A Paramount spokeswoman says company policy prohibits comment on pending litigation. Harmon received other temporary assignments at the studio after October, 1987, when her job with Simpson terminated. (She says she was fired. Simpson in court documents disputes the claim.)

If Harmon is correct, her duties included not just booking “hookers” for Simpson--her detailed account names several of the women--but other extras, like finding a traffic school that would issue Simpson, who had gotten a speeding ticket, a certificate of attendance without his actually attending.

When things went wrong (for instance, said Harmon in court documents, when Simpson suspected her of substituting whole milk for nonfat in his coffee), the producer threw things at her, or heaped on the insults. By her account, one of his favorite lines was: “Don’t think.
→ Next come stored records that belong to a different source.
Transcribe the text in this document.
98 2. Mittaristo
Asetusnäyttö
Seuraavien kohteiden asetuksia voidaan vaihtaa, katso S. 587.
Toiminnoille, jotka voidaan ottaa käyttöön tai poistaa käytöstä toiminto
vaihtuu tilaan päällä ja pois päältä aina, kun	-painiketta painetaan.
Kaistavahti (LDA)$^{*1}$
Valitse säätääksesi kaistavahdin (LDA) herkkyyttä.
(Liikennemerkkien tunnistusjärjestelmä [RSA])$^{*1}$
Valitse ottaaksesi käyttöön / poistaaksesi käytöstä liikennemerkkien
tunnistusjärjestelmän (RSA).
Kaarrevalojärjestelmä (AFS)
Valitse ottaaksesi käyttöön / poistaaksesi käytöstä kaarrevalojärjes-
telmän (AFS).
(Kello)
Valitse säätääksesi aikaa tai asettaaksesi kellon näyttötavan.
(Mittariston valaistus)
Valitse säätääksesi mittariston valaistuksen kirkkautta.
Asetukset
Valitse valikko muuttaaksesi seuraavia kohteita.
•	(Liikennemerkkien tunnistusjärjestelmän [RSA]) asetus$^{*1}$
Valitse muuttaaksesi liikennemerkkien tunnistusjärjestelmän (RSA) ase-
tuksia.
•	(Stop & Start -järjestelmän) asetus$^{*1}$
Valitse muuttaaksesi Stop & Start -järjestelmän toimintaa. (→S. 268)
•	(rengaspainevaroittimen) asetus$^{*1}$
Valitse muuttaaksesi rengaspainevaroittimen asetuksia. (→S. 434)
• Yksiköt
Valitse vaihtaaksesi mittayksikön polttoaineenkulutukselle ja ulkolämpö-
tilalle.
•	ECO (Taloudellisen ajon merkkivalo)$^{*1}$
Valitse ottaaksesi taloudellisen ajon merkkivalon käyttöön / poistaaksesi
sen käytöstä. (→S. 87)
You are not paid to think.”

Simpson and Bruckheimer counter, in their cross-complaint, that Harmon benefited from a forged evaluation that put a falsely positive light on her performance at Paramount, and that she breached her duties to them “by using cocaine in a manner that adversely affected her conduct in and in connection with her job.”

Either way, Harmon was clearly disillusioned about life in the executive suite. “The job would have been an ideal one, with all the Hollywood glamour that such jobs involved. However, it was spoiled. . . .” she said.